One of the pictures was rather intriguing, and false.
Here’s the picture.
According to the discussion, that sign is all over Gila County, Arizona. And boy, it sure looks official, doesn’t it? It even has the county seal right at the top.
Somebody went to a lot of trouble with that sign.
Of course, it is false. It is easy enough to track things down.
First, we can look at the Arizona Food Code, which is basically the FDA food code with a few variations. But, as I wrote in Shoeless Employee Leads to Health Department Inspection†, there is nothing about requiring patrons to wear shoes.
Well, let’s check next with the Gila County Food Code.
Nothing there, either. It is simply false.

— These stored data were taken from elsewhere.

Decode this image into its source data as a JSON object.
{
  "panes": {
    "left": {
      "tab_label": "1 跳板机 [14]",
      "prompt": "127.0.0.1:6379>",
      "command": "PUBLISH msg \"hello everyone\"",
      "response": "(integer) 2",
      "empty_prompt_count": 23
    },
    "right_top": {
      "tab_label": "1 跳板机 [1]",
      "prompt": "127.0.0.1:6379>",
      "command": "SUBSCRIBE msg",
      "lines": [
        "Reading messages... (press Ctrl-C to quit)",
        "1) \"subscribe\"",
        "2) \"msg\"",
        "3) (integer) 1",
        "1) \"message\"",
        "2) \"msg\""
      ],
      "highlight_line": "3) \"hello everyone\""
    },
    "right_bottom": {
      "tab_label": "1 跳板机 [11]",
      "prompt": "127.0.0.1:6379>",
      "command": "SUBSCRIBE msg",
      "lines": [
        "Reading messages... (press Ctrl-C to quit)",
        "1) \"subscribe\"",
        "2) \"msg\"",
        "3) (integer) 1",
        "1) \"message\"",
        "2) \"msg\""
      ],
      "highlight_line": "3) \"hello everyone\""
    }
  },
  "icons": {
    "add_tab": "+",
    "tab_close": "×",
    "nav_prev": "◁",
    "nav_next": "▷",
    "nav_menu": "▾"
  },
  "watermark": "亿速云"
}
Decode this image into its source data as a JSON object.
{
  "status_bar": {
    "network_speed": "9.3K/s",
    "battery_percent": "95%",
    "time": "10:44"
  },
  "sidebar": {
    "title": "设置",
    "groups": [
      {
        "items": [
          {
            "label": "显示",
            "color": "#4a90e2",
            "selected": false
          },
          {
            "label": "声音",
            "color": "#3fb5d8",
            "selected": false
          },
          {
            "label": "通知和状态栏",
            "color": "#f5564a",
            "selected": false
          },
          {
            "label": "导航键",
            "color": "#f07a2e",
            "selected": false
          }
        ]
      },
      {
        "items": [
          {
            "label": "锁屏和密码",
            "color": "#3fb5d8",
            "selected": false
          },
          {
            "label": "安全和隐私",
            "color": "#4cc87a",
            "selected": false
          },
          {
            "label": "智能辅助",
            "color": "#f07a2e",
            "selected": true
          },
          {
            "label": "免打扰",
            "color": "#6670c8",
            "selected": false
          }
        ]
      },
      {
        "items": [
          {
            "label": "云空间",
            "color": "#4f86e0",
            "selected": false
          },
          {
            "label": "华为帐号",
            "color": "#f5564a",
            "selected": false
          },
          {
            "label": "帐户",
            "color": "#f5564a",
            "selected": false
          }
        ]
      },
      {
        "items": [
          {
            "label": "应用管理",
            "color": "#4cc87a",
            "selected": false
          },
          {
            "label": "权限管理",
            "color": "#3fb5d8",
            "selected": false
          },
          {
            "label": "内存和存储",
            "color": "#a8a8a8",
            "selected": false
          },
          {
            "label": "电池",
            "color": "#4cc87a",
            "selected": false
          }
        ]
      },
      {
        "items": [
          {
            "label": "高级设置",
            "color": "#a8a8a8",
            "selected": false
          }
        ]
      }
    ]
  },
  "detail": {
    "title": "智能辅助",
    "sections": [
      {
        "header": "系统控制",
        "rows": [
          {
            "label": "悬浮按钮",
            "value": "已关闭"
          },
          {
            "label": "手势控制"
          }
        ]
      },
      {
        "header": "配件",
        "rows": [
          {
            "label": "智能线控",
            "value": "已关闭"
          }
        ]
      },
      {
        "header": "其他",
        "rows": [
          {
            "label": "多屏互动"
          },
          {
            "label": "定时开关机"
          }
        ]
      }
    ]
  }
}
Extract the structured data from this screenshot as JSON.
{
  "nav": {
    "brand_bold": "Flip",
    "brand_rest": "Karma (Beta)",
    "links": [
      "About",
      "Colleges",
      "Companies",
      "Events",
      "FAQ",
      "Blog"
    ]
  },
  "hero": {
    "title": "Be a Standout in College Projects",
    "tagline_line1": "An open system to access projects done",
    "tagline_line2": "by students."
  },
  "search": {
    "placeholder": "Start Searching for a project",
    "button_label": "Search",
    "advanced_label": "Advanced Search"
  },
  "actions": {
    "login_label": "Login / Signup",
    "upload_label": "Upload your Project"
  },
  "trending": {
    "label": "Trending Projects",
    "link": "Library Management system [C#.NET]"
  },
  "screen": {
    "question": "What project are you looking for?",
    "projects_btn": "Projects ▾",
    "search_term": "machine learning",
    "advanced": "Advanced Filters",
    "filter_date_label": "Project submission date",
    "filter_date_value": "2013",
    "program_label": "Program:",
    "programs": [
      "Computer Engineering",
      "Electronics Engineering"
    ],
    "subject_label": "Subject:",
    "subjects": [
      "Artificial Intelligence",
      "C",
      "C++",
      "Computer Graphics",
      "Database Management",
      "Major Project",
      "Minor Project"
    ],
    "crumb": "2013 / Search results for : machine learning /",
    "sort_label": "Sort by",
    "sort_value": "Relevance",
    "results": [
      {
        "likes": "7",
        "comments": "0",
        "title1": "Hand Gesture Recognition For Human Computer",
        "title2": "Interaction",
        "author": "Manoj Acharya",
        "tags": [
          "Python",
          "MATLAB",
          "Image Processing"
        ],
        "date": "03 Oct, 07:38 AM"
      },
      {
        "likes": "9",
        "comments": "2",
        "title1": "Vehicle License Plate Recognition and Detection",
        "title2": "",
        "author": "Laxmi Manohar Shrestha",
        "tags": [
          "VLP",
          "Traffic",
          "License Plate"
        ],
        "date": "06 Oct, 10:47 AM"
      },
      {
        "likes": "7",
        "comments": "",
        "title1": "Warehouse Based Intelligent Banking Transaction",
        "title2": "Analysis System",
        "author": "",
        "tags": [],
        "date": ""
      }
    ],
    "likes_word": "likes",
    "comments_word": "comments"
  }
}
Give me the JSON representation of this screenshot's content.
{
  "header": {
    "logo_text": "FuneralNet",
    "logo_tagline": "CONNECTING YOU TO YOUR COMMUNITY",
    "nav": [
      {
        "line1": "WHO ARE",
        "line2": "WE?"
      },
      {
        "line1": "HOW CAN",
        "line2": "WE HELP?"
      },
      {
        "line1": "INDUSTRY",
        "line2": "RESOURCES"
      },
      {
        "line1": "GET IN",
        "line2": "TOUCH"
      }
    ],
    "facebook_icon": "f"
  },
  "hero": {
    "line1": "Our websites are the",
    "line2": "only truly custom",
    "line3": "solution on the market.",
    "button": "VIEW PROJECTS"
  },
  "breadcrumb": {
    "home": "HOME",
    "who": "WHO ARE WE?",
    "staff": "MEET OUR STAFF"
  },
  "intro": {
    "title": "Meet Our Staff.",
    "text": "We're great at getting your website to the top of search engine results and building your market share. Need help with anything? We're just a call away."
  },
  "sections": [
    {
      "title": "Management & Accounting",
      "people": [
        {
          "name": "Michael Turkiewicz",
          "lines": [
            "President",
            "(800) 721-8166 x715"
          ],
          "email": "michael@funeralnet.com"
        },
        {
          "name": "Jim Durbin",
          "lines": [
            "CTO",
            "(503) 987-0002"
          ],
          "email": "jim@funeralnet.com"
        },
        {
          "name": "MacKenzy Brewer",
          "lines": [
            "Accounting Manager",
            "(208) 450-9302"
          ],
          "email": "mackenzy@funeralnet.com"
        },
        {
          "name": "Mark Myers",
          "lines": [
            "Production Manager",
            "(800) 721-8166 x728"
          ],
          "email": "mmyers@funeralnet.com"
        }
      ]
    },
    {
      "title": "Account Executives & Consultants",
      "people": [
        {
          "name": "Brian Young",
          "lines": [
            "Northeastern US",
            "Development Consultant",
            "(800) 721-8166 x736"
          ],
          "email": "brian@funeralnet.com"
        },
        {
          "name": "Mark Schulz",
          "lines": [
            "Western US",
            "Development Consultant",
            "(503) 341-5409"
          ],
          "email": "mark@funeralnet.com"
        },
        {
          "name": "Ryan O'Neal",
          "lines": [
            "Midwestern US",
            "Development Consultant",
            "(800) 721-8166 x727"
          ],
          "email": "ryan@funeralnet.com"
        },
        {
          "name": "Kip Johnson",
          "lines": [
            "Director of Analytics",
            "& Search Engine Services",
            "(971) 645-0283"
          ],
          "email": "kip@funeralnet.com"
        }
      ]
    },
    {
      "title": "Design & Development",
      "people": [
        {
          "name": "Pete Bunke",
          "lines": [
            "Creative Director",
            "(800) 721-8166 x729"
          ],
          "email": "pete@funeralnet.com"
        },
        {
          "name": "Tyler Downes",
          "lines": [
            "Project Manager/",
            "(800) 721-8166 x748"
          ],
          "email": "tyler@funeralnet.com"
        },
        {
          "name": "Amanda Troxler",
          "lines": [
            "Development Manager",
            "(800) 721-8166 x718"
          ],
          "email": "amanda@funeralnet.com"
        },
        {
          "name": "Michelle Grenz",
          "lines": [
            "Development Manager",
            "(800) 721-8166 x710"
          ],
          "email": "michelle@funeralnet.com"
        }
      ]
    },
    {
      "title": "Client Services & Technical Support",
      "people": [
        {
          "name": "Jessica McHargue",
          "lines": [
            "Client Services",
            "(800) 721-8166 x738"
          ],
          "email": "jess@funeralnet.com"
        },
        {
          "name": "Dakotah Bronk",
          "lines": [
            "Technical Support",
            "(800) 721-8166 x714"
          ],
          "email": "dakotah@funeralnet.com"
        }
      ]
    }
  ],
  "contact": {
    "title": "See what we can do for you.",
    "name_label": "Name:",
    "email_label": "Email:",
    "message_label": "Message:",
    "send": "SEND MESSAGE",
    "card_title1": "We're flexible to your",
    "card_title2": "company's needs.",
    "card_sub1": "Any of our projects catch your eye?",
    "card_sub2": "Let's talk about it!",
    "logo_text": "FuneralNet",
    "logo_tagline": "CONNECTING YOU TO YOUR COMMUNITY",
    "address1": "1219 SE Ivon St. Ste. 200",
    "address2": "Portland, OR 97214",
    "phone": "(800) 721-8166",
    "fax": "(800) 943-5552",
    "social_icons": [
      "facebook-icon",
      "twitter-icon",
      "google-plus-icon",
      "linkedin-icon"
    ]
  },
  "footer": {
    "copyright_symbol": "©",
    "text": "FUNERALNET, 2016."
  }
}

Another runner even called the Gila County Health Department. They confirmed for him that there was no such requirement.
But . . .
But they also said that employees must wear shoes. Except, as you can see if you look at the ordinances, there is no such requirement for employees, either. The Health Department doesn’t know what it is talking about, either. They may be enforcing a non-existent rule.
But this is why this myth persists. People not only keep repeating it and putting it up on signs, but they also falsely put the imprimatur of the government on it.
† I’ve emailed the Corpus Christi Health Department a couple of times to try to find out what (non-existent) rule they are enforcing, and they simply don’t reply to me.